Given a convex pentagon $ABCDE$, points $A_1, B_1, C_1, D_1, E_1$ are such that $$AA_1 \perp BE, BB_1 \perp AC, CC_1 \perp BD, DD_1 \perp CE, EE_1 \perp DA.$$In addition, $AE_1 = AB_1, BC_1 = BA_1, CB_1 = CD_1$ and $DC_1 = DE_1$. Prove that $ED_1 = EA_1$
Problem
Source: St Petersburg 2021 10.3
Tags: geometry, pentagon
cadaeibf
25.12.2021 00:49
Let $A'$ be the projection of $A$ on $EB$, and cyclically $B',C',D',E'$. Also let $A''$ be the intersection of $EE'$ and $BB'$ and cyclically $B'',...,E''$. Let $s_A=A'A_1^2$ (note that therefore it doesn't actually matter where $A_1$ is wrt $A'$), and cyclically $s_B,...,s_E$. Note that $s_B-s_E=(AB_1^2-AB'^2)-(AE_1^2-AE'^2)=AE'^2-AB'^2$. Similar relationships hold because of the equal distances (except for the relation $s_A-s_D=ED'^2-EA'^2$ which is equivalent to the thesis).

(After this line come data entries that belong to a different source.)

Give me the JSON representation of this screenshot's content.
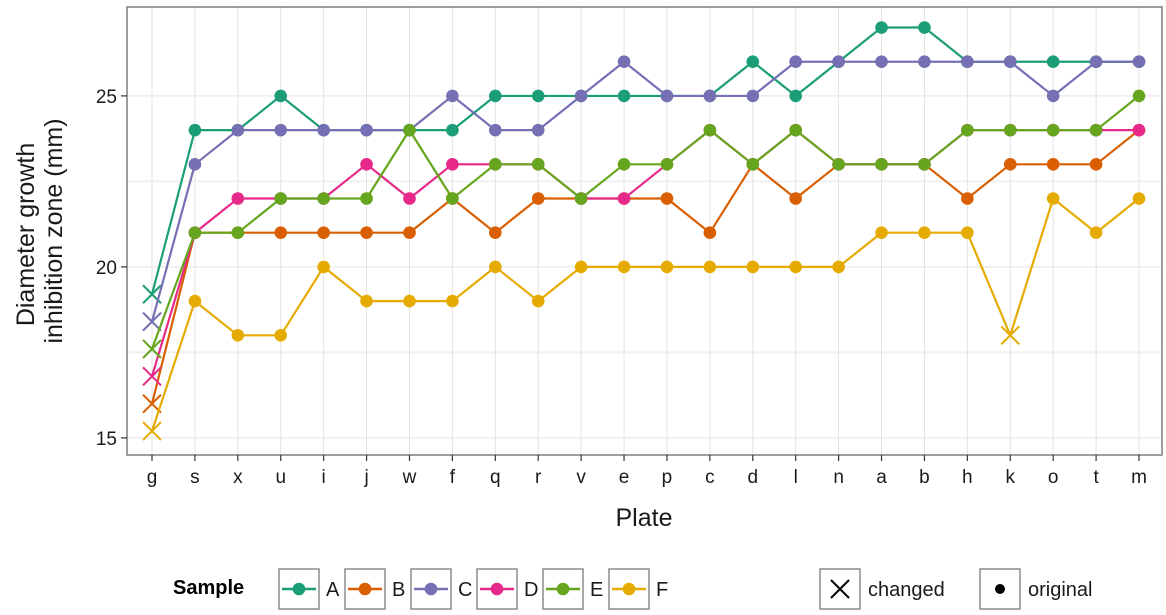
{
  "chart_data": {
    "type": "line",
    "xlabel": "Plate",
    "ylabel_line1": "Diameter growth",
    "ylabel_line2": "inhibition zone (mm)",
    "categories": [
      "g",
      "s",
      "x",
      "u",
      "i",
      "j",
      "w",
      "f",
      "q",
      "r",
      "v",
      "e",
      "p",
      "c",
      "d",
      "l",
      "n",
      "a",
      "b",
      "h",
      "k",
      "o",
      "t",
      "m"
    ],
    "ylim": [
      14.5,
      27.6
    ],
    "yticks": [
      15,
      20,
      25
    ],
    "grid": true,
    "legend_placement": "bottom",
    "series": [
      {
        "name": "A",
        "color": "#1b9e77",
        "values": [
          19.2,
          24,
          24,
          25,
          24,
          24,
          24,
          24,
          25,
          25,
          25,
          25,
          25,
          25,
          26,
          25,
          26,
          27,
          27,
          26,
          26,
          26,
          26,
          26
        ],
        "markers": [
          "changed",
          "original",
          "original",
          "original",
          "original",
          "original",
          "original",
          "original",
          "original",
          "original",
          "original",
          "original",
          "original",
          "original",
          "original",
          "original",
          "original",
          "original",
          "original",
          "original",
          "original",
          "original",
          "original",
          "original"
        ]
      },
      {
        "name": "B",
        "color": "#d95f02",
        "values": [
          16,
          21,
          21,
          21,
          21,
          21,
          21,
          22,
          21,
          22,
          22,
          22,
          22,
          21,
          23,
          22,
          23,
          23,
          23,
          22,
          23,
          23,
          23,
          24
        ],
        "markers": [
          "changed",
          "original",
          "original",
          "original",
          "original",
          "original",
          "original",
          "original",
          "original",
          "original",
          "original",
          "original",
          "original",
          "original",
          "original",
          "original",
          "original",
          "original",
          "original",
          "original",
          "original",
          "original",
          "original",
          "original"
        ]
      },
      {
        "name": "C",
        "color": "#7570b3",
        "values": [
          18.4,
          23,
          24,
          24,
          24,
          24,
          24,
          25,
          24,
          24,
          25,
          26,
          25,
          25,
          25,
          26,
          26,
          26,
          26,
          26,
          26,
          25,
          26,
          26
        ],
        "markers": [
          "changed",
          "original",
          "original",
          "original",
          "original",
          "original",
          "original",
          "original",
          "original",
          "original",
          "original",
          "original",
          "original",
          "original",
          "original",
          "original",
          "original",
          "original",
          "original",
          "original",
          "original",
          "original",
          "original",
          "original"
        ]
      },
      {
        "name": "D",
        "color": "#e7298a",
        "values": [
          16.8,
          21,
          22,
          22,
          22,
          23,
          22,
          23,
          23,
          23,
          22,
          22,
          23,
          24,
          23,
          24,
          23,
          23,
          23,
          24,
          24,
          24,
          24,
          24
        ],
        "markers": [
          "changed",
          "original",
          "original",
          "original",
          "original",
          "original",
          "original",
          "original",
          "original",
          "original",
          "original",
          "original",
          "original",
          "original",
          "original",
          "original",
          "original",
          "original",
          "original",
          "original",
          "original",
          "original",
          "original",
          "original"
        ]
      },
      {
        "name": "E",
        "color": "#66a61e",
        "values": [
          17.6,
          21,
          21,
          22,
          22,
          22,
          24,
          22,
          23,
          23,
          22,
          23,
          23,
          24,
          23,
          24,
          23,
          23,
          23,
          24,
          24,
          24,
          24,
          25
        ],
        "markers": [
          "changed",
          "original",
          "original",
          "original",
          "original",
          "original",
          "original",
          "original",
          "original",
          "original",
          "original",
          "original",
          "original",
          "original",
          "original",
          "original",
          "original",
          "original",
          "original",
          "original",
          "original",
          "original",
          "original",
          "original"
        ]
      },
      {
        "name": "F",
        "color": "#e6ab02",
        "values": [
          15.2,
          19,
          18,
          18,
          20,
          19,
          19,
          19,
          20,
          19,
          20,
          20,
          20,
          20,
          20,
          20,
          20,
          21,
          21,
          21,
          18,
          22,
          21,
          22
        ],
        "markers": [
          "changed",
          "original",
          "original",
          "original",
          "original",
          "original",
          "original",
          "original",
          "original",
          "original",
          "original",
          "original",
          "original",
          "original",
          "original",
          "original",
          "original",
          "original",
          "original",
          "original",
          "changed",
          "original",
          "original",
          "original"
        ]
      }
    ]
  },
  "legend": {
    "title": "Sample",
    "shape_items": [
      {
        "symbol": "changed",
        "label": "changed"
      },
      {
        "symbol": "original",
        "label": "original"
      }
    ]
  }
}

Since $\sum_{cyc}s_B-s_E=0$ and $$\sum_{cyc}AE'^2-AB'^2=\sum_{cyc}AE'^2-AB'^2+\sum_{cyc}EE'^2-\sum_{cyc}BB'^2=\sum_{cyc}AE^2-AB^2=0$$it follows that we in fact have also the fifth relationship $s_A-s_D=ED'^2-EA'^2$, which then implies $EA_1^2-ED_1^2=(s_A+EA'^2)-(s_D+ED'^2)=(ED'^2-EA'^2)+(EA'^2-ED'^2)=0$
Note that in fact the same thing holds for all polygons.